I think, myself, that depression is an illness, as opposed to a state of mind...if you see what I mean. When I'm depressed, I see the world in a different light altogether. There is no hope, no light, no joy, only the promise of more of the same. My work seems worthless; my self, even more so. When the depression is under control, I recognise the beauties of the world, and that I am worth something, rather than nothing. I recognise that I am loved, and that I love in return. There might even be hope...
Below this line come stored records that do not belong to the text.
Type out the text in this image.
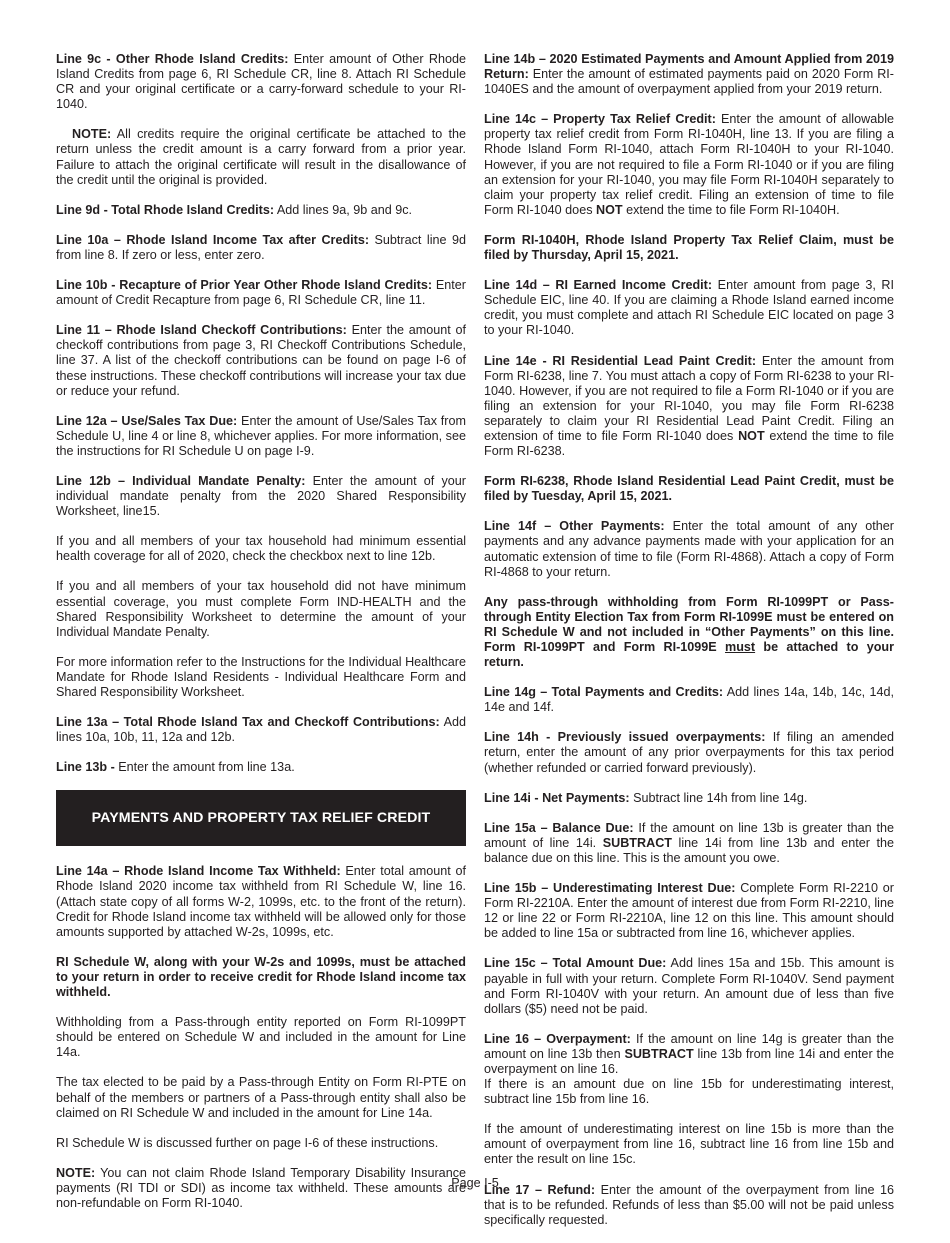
Line 9c - Other Rhode Island Credits: Enter amount of Other Rhode Island Credits from page 6, RI Schedule CR, line 8. Attach RI Schedule CR and your original certificate or a carry-forward schedule to your RI-1040.

NOTE: All credits require the original certificate be attached to the return unless the credit amount is a carry forward from a prior year. Failure to attach the original certificate will result in the disallowance of the credit until the original is provided.

Line 9d - Total Rhode Island Credits: Add lines 9a, 9b and 9c.

Line 10a – Rhode Island Income Tax after Credits: Subtract line 9d from line 8. If zero or less, enter zero.

Line 10b - Recapture of Prior Year Other Rhode Island Credits: Enter amount of Credit Recapture from page 6, RI Schedule CR, line 11.

Line 11 – Rhode Island Checkoff Contributions: Enter the amount of checkoff contributions from page 3, RI Checkoff Contributions Schedule, line 37. A list of the checkoff contributions can be found on page I-6 of these instructions. These checkoff contributions will increase your tax due or reduce your refund.

Line 12a – Use/Sales Tax Due: Enter the amount of Use/Sales Tax from Schedule U, line 4 or line 8, whichever applies. For more information, see the instructions for RI Schedule U on page I-9.

Line 12b – Individual Mandate Penalty: Enter the amount of your individual mandate penalty from the 2020 Shared Responsibility Worksheet, line15.

If you and all members of your tax household had minimum essential health coverage for all of 2020, check the checkbox next to line 12b.

If you and all members of your tax household did not have minimum essential coverage, you must complete Form IND-HEALTH and the Shared Responsibility Worksheet to determine the amount of your Individual Mandate Penalty.

For more information refer to the Instructions for the Individual Healthcare Mandate for Rhode Island Residents - Individual Healthcare Form and Shared Responsibility Worksheet.

Line 13a – Total Rhode Island Tax and Checkoff Contributions: Add lines 10a, 10b, 11, 12a and 12b.

Line 13b - Enter the amount from line 13a.

PAYMENTS AND PROPERTY TAX RELIEF CREDIT

Line 14a – Rhode Island Income Tax Withheld: Enter total amount of Rhode Island 2020 income tax withheld from RI Schedule W, line 16. (Attach state copy of all forms W-2, 1099s, etc. to the front of the return). Credit for Rhode Island income tax withheld will be allowed only for those amounts supported by attached W-2s, 1099s, etc.

RI Schedule W, along with your W-2s and 1099s, must be attached to your return in order to receive credit for Rhode Island income tax withheld.

Withholding from a Pass-through entity reported on Form RI-1099PT should be entered on Schedule W and included in the amount for Line 14a.

The tax elected to be paid by a Pass-through Entity on Form RI-PTE on behalf of the members or partners of a Pass-through entity shall also be claimed on RI Schedule W and included in the amount for Line 14a.

RI Schedule W is discussed further on page I-6 of these instructions.

NOTE: You can not claim Rhode Island Temporary Disability Insurance payments (RI TDI or SDI) as income tax withheld. These amounts are non-refundable on Form RI-1040.

Line 14b – 2020 Estimated Payments and Amount Applied from 2019 Return: Enter the amount of estimated payments paid on 2020 Form RI-1040ES and the amount of overpayment applied from your 2019 return.

Line 14c – Property Tax Relief Credit: Enter the amount of allowable property tax relief credit from Form RI-1040H, line 13. If you are filing a Rhode Island Form RI-1040, attach Form RI-1040H to your RI-1040. However, if you are not required to file a Form RI-1040 or if you are filing an extension for your RI-1040, you may file Form RI-1040H separately to claim your property tax relief credit. Filing an extension of time to file Form RI-1040 does NOT extend the time to file Form RI-1040H.

Form RI-1040H, Rhode Island Property Tax Relief Claim, must be filed by Thursday, April 15, 2021.

Line 14d – RI Earned Income Credit: Enter amount from page 3, RI Schedule EIC, line 40. If you are claiming a Rhode Island earned income credit, you must complete and attach RI Schedule EIC located on page 3 to your RI-1040.

Line 14e - RI Residential Lead Paint Credit: Enter the amount from Form RI-6238, line 7. You must attach a copy of Form RI-6238 to your RI-1040. However, if you are not required to file a Form RI-1040 or if you are filing an extension for your RI-1040, you may file Form RI-6238 separately to claim your RI Residential Lead Paint Credit. Filing an extension of time to file Form RI-1040 does NOT extend the time to file Form RI-6238.

Form RI-6238, Rhode Island Residential Lead Paint Credit, must be filed by Tuesday, April 15, 2021.

Line 14f – Other Payments: Enter the total amount of any other payments and any advance payments made with your application for an automatic extension of time to file (Form RI-4868). Attach a copy of Form RI-4868 to your return.

Any pass-through withholding from Form RI-1099PT or Pass-through Entity Election Tax from Form RI-1099E must be entered on RI Schedule W and not included in “Other Payments” on this line. Form RI-1099PT and Form RI-1099E must be attached to your return.

Line 14g – Total Payments and Credits: Add lines 14a, 14b, 14c, 14d, 14e and 14f.

Line 14h - Previously issued overpayments: If filing an amended return, enter the amount of any prior overpayments for this tax period (whether refunded or carried forward previously).

Line 14i - Net Payments: Subtract line 14h from line 14g.

Line 15a – Balance Due: If the amount on line 13b is greater than the amount of line 14i. SUBTRACT line 14i from line 13b and enter the balance due on this line. This is the amount you owe.

Line 15b – Underestimating Interest Due: Complete Form RI-2210 or Form RI-2210A. Enter the amount of interest due from Form RI-2210, line 12 or line 22 or Form RI-2210A, line 12 on this line. This amount should be added to line 15a or subtracted from line 16, whichever applies.

Line 15c – Total Amount Due: Add lines 15a and 15b. This amount is payable in full with your return. Complete Form RI-1040V. Send payment and Form RI-1040V with your return. An amount due of less than five dollars ($5) need not be paid.

Line 16 – Overpayment: If the amount on line 14g is greater than the amount on line 13b then SUBTRACT line 13b from line 14i and enter the overpayment on line 16.

If there is an amount due on line 15b for underestimating interest, subtract line 15b from line 16.

If the amount of underestimating interest on line 15b is more than the amount of overpayment from line 16, subtract line 16 from line 15b and enter the result on line 15c.

Line 17 – Refund: Enter the amount of the overpayment from line 16 that is to be refunded. Refunds of less than $5.00 will not be paid unless specifically requested.

Page I-5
Tidying up, I found an old disc from 1999, hence the (rather poor) picture. The piece is in guid Scots wool, a semi abstract landscape, 'Heart Of The Country'. It's a reminder of what I used to do, and how differently I work now, but I still have a sneaking fondness for it, even though I can't even remember what happened to it...

7 comments:

Anna Nowicki said...

I so agree with your thoughts on depression - right now I feel I am beginning to slip in that direction again! Keep positive. Anna

Frederique said...

Great job!

Dianne said...

I like the scottish wool, its amasig how we change, grow, see thing and do things differently.
But that is what life is all about.
We recognize you beauty and talent every day... Big hugs

Felicity said...

I hope it didn't sound too flippant Marion. I find the debate on whether childhood depression exists interesting (and frustrating) because I would say from the age of 5, that's what I had. That and the post natel depression made me think, looking back, that there was a certain clarity with depression (at least for me) but reading your post I do agree that it is, sadly, without beauty and hope.

Caitlin said...

Depression is not a "state of mind" for me - believe me, if I could CHOOSE not to be depressed, I would, in a heartbeat - it is, as you say, an illness. And it's particularly debilitating because it stops us from doing the things we normally do. And if one more person tries to tell me "snap out of it" or equivalent words, I may take an axe to them. or, I would if I could get up the energy to find an axe and get angry... arrrrgh. Some days I feel like there is not only no hope right now buit there will never be any hope ever again. Somehow there always is...

Barbara said...

wonderful blog. I am just a beginner and you give me many inspirations. Thanks Barbara

Anne Wiens said...

Hi Marion-

I've found that a piece does sometimes gain esteem by being tucked away and forgotten for a time. I chalk it up to my inital disappointment that it didn't turn out as I thought it should. Once I forget what I should have done, I can just enjoy what I did.